Ultraprocessados representam quase um terço da alimentação de jovens

O consumo dos chamados ultraprocessados, que deveria ser mínimo, representa 28% do que os jovens ingerem, revela uma pesquisa mineira que acompanhou quase 72 mil alunos de escolas públicas e particulares em 124 cidades brasileiras.
O artigo foi publicado no Journal of the Academy of Nutrition and Dietetics e divulgado em reportagem do Portal UOL.
Os alimentos ultraprocessados são aqueles que passaram por uma grande transformação na indústria e carregam boas doses de aditivos como corantes, conservantes e flavorizantes capazes de mudar cor, textura, sabor e aroma.
Nos Estados Unidos, esse número é ainda maior e responde por dois terços da alimentação das crianças e adolescentes, tornando-se a base da dieta dos jovens norte-americanos, segundo dados de um megaestudo que acompanhou quase 34 mil pessoas por quase 20 anos, entre 1999 e 2018.
A preferência por lá é comida pronta, doces e refrigerantes.

Avaliação
Além de avaliar o consumo de alimentos desse tipo, a pesquisa brasileira também investigou condições que interferem no fenômeno.
“Esse excesso parece estar atrelado a vários fatores, como o padrão alimentar da família e a exposição a telas”, avalia Larissa Loures Mendes, professora da Universidade Federal de Minas Gerais (UFMG) e uma das líderes do estudo.
De fato, o hábito de pular o café da manhã e o tempo em frente aos eletrônicos, momento em que os jovens aproveitam para beliscar itens pouco saudáveis, estão associados à ingestão exagerada.
“Isso quer dizer que, para mudar esse cenário, precisamos fazer intervenções multicomportamentais no estilo de vida como um todo”, constata a especialista.

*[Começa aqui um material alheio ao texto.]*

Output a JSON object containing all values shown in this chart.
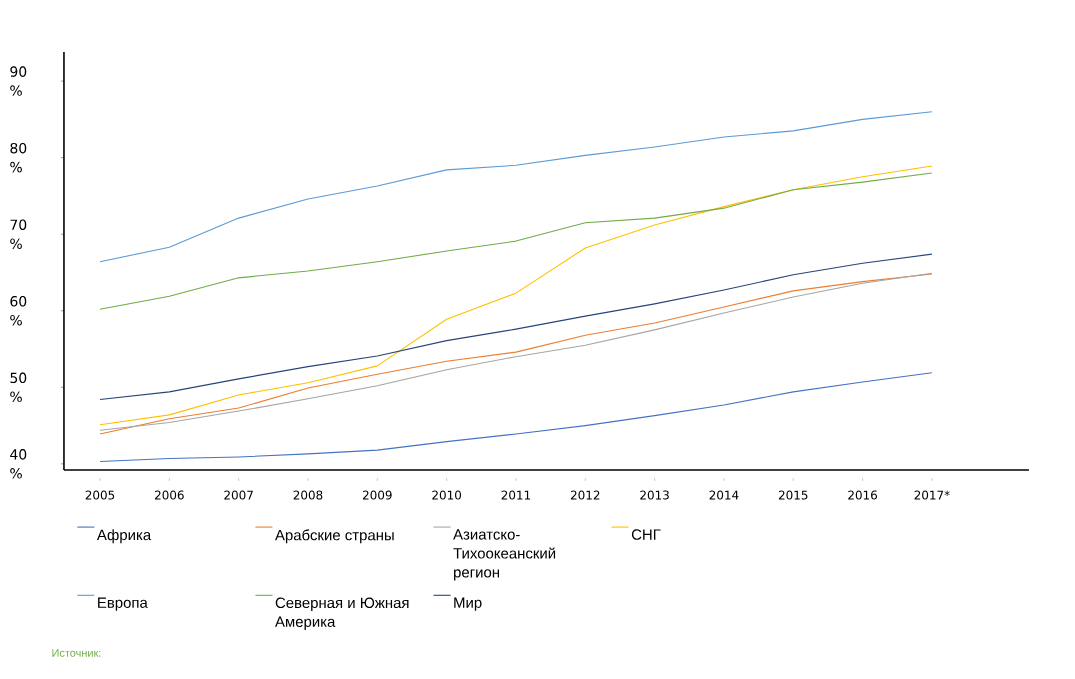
{
  "chart_data": {
    "type": "line",
    "categories": [
      "2005",
      "2006",
      "2007",
      "2008",
      "2009",
      "2010",
      "2011",
      "2012",
      "2013",
      "2014",
      "2015",
      "2016",
      "2017*"
    ],
    "series": [
      {
        "name": "Африка",
        "color": "#4472c4",
        "values": [
          40.3,
          40.7,
          40.9,
          41.3,
          41.8,
          42.9,
          43.9,
          45.0,
          46.3,
          47.7,
          49.4,
          50.7,
          51.9
        ]
      },
      {
        "name": "Арабские страны",
        "color": "#ed7d31",
        "values": [
          43.9,
          45.9,
          47.3,
          49.9,
          51.7,
          53.4,
          54.6,
          56.8,
          58.4,
          60.5,
          62.6,
          63.8,
          64.8
        ]
      },
      {
        "name": "Азиатско-Тихоокеанский регион",
        "color": "#a5a5a5",
        "values": [
          44.4,
          45.4,
          46.9,
          48.5,
          50.2,
          52.3,
          54.0,
          55.5,
          57.5,
          59.7,
          61.8,
          63.6,
          64.9
        ]
      },
      {
        "name": "СНГ",
        "color": "#ffc000",
        "values": [
          45.1,
          46.4,
          49.0,
          50.6,
          52.8,
          58.9,
          62.3,
          68.2,
          71.2,
          73.6,
          75.8,
          77.5,
          78.9
        ]
      },
      {
        "name": "Европа",
        "color": "#5b9bd5",
        "values": [
          66.4,
          68.3,
          72.1,
          74.6,
          76.3,
          78.4,
          79.0,
          80.3,
          81.4,
          82.7,
          83.5,
          85.0,
          86.0
        ]
      },
      {
        "name": "Северная и Южная Америка",
        "color": "#70ad47",
        "values": [
          60.2,
          61.9,
          64.3,
          65.2,
          66.4,
          67.8,
          69.1,
          71.5,
          72.1,
          73.4,
          75.8,
          76.8,
          78.0
        ]
      },
      {
        "name": "Мир",
        "color": "#264478",
        "values": [
          48.4,
          49.4,
          51.1,
          52.7,
          54.1,
          56.1,
          57.6,
          59.3,
          60.9,
          62.7,
          64.7,
          66.2,
          67.4
        ]
      }
    ],
    "ylim": [
      39.2,
      93.8
    ],
    "yticks": [
      {
        "value": 40,
        "label": "40 %"
      },
      {
        "value": 50,
        "label": "50 %"
      },
      {
        "value": 60,
        "label": "60 %"
      },
      {
        "value": 70,
        "label": "70 %"
      },
      {
        "value": 80,
        "label": "80 %"
      },
      {
        "value": 90,
        "label": "90 %"
      }
    ],
    "legend": "bottom",
    "annotations": [
      "Источник:"
    ]
  }
}
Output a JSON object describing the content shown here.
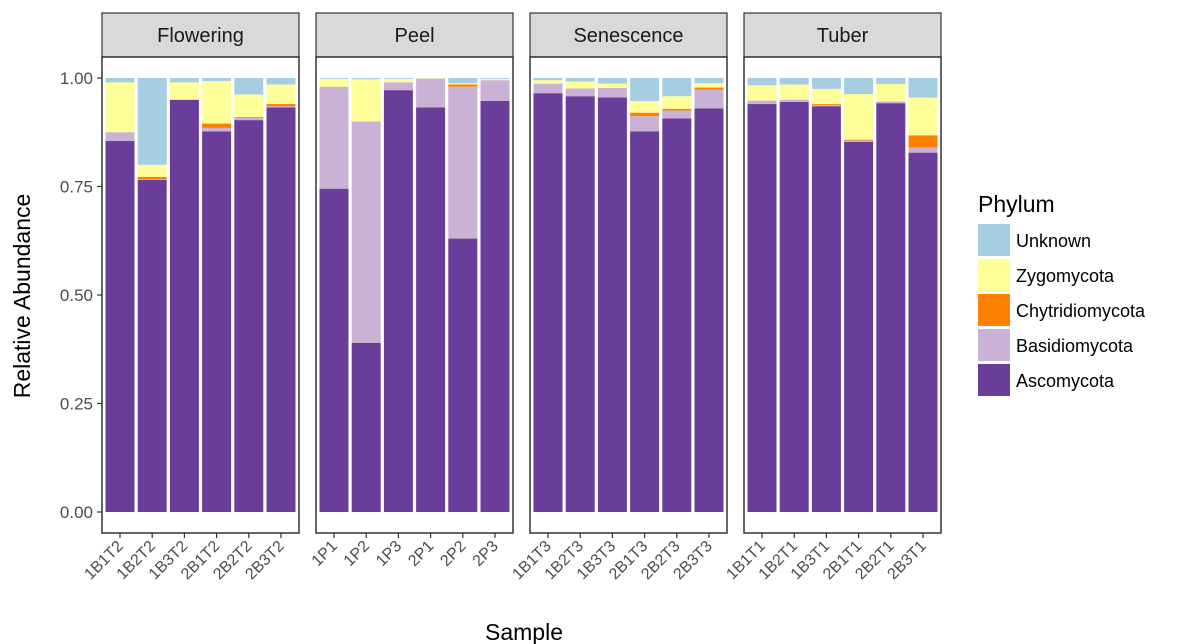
{
  "chart_data": {
    "type": "bar",
    "stacked": true,
    "title": "",
    "xlabel": "Sample",
    "ylabel": "Relative Abundance",
    "ylim": [
      0,
      1
    ],
    "yticks": [
      "0.00",
      "0.25",
      "0.50",
      "0.75",
      "1.00"
    ],
    "legend": {
      "title": "Phylum",
      "position": "right",
      "entries": [
        "Unknown",
        "Zygomycota",
        "Chytridiomycota",
        "Basidiomycota",
        "Ascomycota"
      ]
    },
    "colors": {
      "Ascomycota": "#6a3d9a",
      "Basidiomycota": "#cab2d6",
      "Chytridiomycota": "#ff7f00",
      "Zygomycota": "#ffff99",
      "Unknown": "#a6cee3"
    },
    "stack_order": [
      "Ascomycota",
      "Basidiomycota",
      "Chytridiomycota",
      "Zygomycota",
      "Unknown"
    ],
    "panels": [
      {
        "name": "Flowering",
        "samples": [
          {
            "label": "1B1T2",
            "Ascomycota": 0.855,
            "Basidiomycota": 0.02,
            "Chytridiomycota": 0.0,
            "Zygomycota": 0.115,
            "Unknown": 0.01
          },
          {
            "label": "1B2T2",
            "Ascomycota": 0.765,
            "Basidiomycota": 0.002,
            "Chytridiomycota": 0.005,
            "Zygomycota": 0.028,
            "Unknown": 0.2
          },
          {
            "label": "1B3T2",
            "Ascomycota": 0.95,
            "Basidiomycota": 0.0,
            "Chytridiomycota": 0.0,
            "Zygomycota": 0.04,
            "Unknown": 0.01
          },
          {
            "label": "2B1T2",
            "Ascomycota": 0.877,
            "Basidiomycota": 0.008,
            "Chytridiomycota": 0.01,
            "Zygomycota": 0.098,
            "Unknown": 0.007
          },
          {
            "label": "2B2T2",
            "Ascomycota": 0.903,
            "Basidiomycota": 0.005,
            "Chytridiomycota": 0.002,
            "Zygomycota": 0.052,
            "Unknown": 0.038
          },
          {
            "label": "2B3T2",
            "Ascomycota": 0.932,
            "Basidiomycota": 0.003,
            "Chytridiomycota": 0.005,
            "Zygomycota": 0.045,
            "Unknown": 0.015
          }
        ]
      },
      {
        "name": "Peel",
        "samples": [
          {
            "label": "1P1",
            "Ascomycota": 0.745,
            "Basidiomycota": 0.235,
            "Chytridiomycota": 0.0,
            "Zygomycota": 0.018,
            "Unknown": 0.002
          },
          {
            "label": "1P2",
            "Ascomycota": 0.39,
            "Basidiomycota": 0.51,
            "Chytridiomycota": 0.0,
            "Zygomycota": 0.097,
            "Unknown": 0.003
          },
          {
            "label": "1P3",
            "Ascomycota": 0.972,
            "Basidiomycota": 0.018,
            "Chytridiomycota": 0.0,
            "Zygomycota": 0.008,
            "Unknown": 0.002
          },
          {
            "label": "2P1",
            "Ascomycota": 0.932,
            "Basidiomycota": 0.066,
            "Chytridiomycota": 0.0,
            "Zygomycota": 0.001,
            "Unknown": 0.001
          },
          {
            "label": "2P2",
            "Ascomycota": 0.63,
            "Basidiomycota": 0.35,
            "Chytridiomycota": 0.005,
            "Zygomycota": 0.003,
            "Unknown": 0.012
          },
          {
            "label": "2P3",
            "Ascomycota": 0.947,
            "Basidiomycota": 0.048,
            "Chytridiomycota": 0.0,
            "Zygomycota": 0.003,
            "Unknown": 0.002
          }
        ]
      },
      {
        "name": "Senescence",
        "samples": [
          {
            "label": "1B1T3",
            "Ascomycota": 0.965,
            "Basidiomycota": 0.022,
            "Chytridiomycota": 0.0,
            "Zygomycota": 0.008,
            "Unknown": 0.005
          },
          {
            "label": "1B2T3",
            "Ascomycota": 0.958,
            "Basidiomycota": 0.018,
            "Chytridiomycota": 0.0,
            "Zygomycota": 0.016,
            "Unknown": 0.008
          },
          {
            "label": "1B3T3",
            "Ascomycota": 0.955,
            "Basidiomycota": 0.022,
            "Chytridiomycota": 0.0,
            "Zygomycota": 0.01,
            "Unknown": 0.013
          },
          {
            "label": "2B1T3",
            "Ascomycota": 0.877,
            "Basidiomycota": 0.035,
            "Chytridiomycota": 0.008,
            "Zygomycota": 0.027,
            "Unknown": 0.053
          },
          {
            "label": "2B2T3",
            "Ascomycota": 0.907,
            "Basidiomycota": 0.018,
            "Chytridiomycota": 0.004,
            "Zygomycota": 0.029,
            "Unknown": 0.042
          },
          {
            "label": "2B3T3",
            "Ascomycota": 0.93,
            "Basidiomycota": 0.043,
            "Chytridiomycota": 0.005,
            "Zygomycota": 0.01,
            "Unknown": 0.012
          }
        ]
      },
      {
        "name": "Tuber",
        "samples": [
          {
            "label": "1B1T1",
            "Ascomycota": 0.94,
            "Basidiomycota": 0.008,
            "Chytridiomycota": 0.0,
            "Zygomycota": 0.035,
            "Unknown": 0.017
          },
          {
            "label": "1B2T1",
            "Ascomycota": 0.945,
            "Basidiomycota": 0.005,
            "Chytridiomycota": 0.0,
            "Zygomycota": 0.035,
            "Unknown": 0.015
          },
          {
            "label": "1B3T1",
            "Ascomycota": 0.935,
            "Basidiomycota": 0.003,
            "Chytridiomycota": 0.002,
            "Zygomycota": 0.035,
            "Unknown": 0.025
          },
          {
            "label": "2B1T1",
            "Ascomycota": 0.853,
            "Basidiomycota": 0.003,
            "Chytridiomycota": 0.002,
            "Zygomycota": 0.105,
            "Unknown": 0.037
          },
          {
            "label": "2B2T1",
            "Ascomycota": 0.942,
            "Basidiomycota": 0.004,
            "Chytridiomycota": 0.0,
            "Zygomycota": 0.04,
            "Unknown": 0.014
          },
          {
            "label": "2B3T1",
            "Ascomycota": 0.828,
            "Basidiomycota": 0.012,
            "Chytridiomycota": 0.028,
            "Zygomycota": 0.087,
            "Unknown": 0.045
          }
        ]
      }
    ]
  }
}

Mudança de rotina na pandemia
A mudança de rotina durante pandemia facilitou o acesso à comida saudável – mas por outro lado também aumentou a dose de petiscos prejudiciais.
Isso é o que mostrou outra pesquisa, feita em parceria pela Fundação Oswaldo Cruz (Fiocruz) com a UFMG e com a Universidade Estadual de Campinas (Unicamp) com a finalidade de verificar como o confinamento afetou a vida dos adolescentes de 12 a 17 anos.
“Ao mesmo tempo em que os jovens estavam mais em casa e expostos a alimentos saudáveis, também ficaram mais nas telas”, reforça Larissa.

Aditivos
“Os ultraprocessados estão cheios de ‘aditivos cosméticos’ que são feitos justamente para torná-los mais atraentes”, diz Larissa.
Estamos falando de cereais matinais, embutidos, bolachas, salgadinhos, pratos prontos, refrigerantes, sucos de caixinha, chocolates, balas, entre muitos outros. Sabe-se que o consumo deles está relacionado a obesidade e risco metabólico, problemas cardiovasculares, diabetes e até alguns tumores.
“Esses dados fazem todo sentido”, concorda Serena del Favero, nutricionista do Hospital Israelita Albert Einstein”.
“Essa tendência é clara pela praticidade e pelo status dos ultraprocessados, pois eles são fáceis de comprar e de consumir. Os jovens têm certa vergonha, por exemplo, de levar marmitas fora de casa e acabam preferindo comprar salgadinhos na cantina da escola. Mas sabemos que durante a pandemia ficaram mais em casa, cozinharam mais, tiveram mais acesso a alimentos saudáveis”, observa a nutricionista.

Alimentos in natura
Segundo as especialistas, a maior parte de nossa dieta deveria se basear nos alimentos in natura, ou seja, aqueles de origem vegetal ou animal praticamente sem alteração, como frutas, verduras, ovos, carnes e tubérculos.
Os chamados processados, que recebem basicamente sal, açúcar, óleo ou vinagre, como as conservas, laticínios, pães e carnes temperadas, deveriam vir em segundo lugar.
“Na verdade, deveríamos consumir o mínimo possível de ultraprocessados, ou quase nada”, diz Serena.
Na hora da compra, a dica para identificá-los é observar se há mais de cinco ingredientes na composição, principalmente aqueles com nomes estranhos.
“Mas ninguém precisa riscar esses alimentos 100% do cardápio. O importante é manter uma rotina de hábitos saudáveis. Se eles forem exceção, não há problema em consumir de vez em quando”, completa Serena.